You can calculate average speed using this equation:

average speed = distance ÷ time

- Question
Calculate the average speed of a runner who runs 100 m in 10 s.

average speed = 100 ÷ 10 = 10 m/s

Notice that the unit for speed in science is metres per second, m/s. It is not, for example, mph, kph or m per s.

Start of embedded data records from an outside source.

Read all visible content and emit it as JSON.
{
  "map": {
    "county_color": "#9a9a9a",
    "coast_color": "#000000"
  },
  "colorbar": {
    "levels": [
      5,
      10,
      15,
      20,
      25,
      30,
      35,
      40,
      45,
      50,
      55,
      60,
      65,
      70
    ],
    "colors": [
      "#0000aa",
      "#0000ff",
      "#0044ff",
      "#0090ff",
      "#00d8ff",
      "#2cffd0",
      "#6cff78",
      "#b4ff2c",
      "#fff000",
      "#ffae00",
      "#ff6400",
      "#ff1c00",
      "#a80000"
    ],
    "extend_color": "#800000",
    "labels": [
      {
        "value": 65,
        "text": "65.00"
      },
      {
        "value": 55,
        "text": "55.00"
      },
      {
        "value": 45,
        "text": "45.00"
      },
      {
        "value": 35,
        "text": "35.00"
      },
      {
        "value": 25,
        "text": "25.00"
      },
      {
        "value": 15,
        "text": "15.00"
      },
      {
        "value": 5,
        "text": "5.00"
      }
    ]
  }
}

If you are given the distance travelled in km, multiply it by 1000 to get the distance in m. For example, 3.5 km is 3500 m (3.5 × 1000).

- Question
A car travels 2 km in 100 s. Calculate its average speed.

2 km = 2 × 1000 = 2000 m

average speed = 2000 ÷ 100 = 20 m/s

Speed cameras are used to find out if a motorist is travelling faster than the speed limit for the road. The camera takes two photographs of the vehicle. These can be:

- a certain time apart, so that the distance travelled in that time can be worked out, or
- a certain distance apart, so that the time taken to travel from one road marking to the next can be worked out

- Question
The speed limit on a road is 13.4 m/s (30 mph). Calculate the distance travelled by a car in 2 s at this speed.

average speed = distance ÷ time

Rearranging this equation:

distance = average speed × time

= 13.4 × 2 = 26.8 m

- Question
Calculate the time taken for the car to travel 50 m at this speed.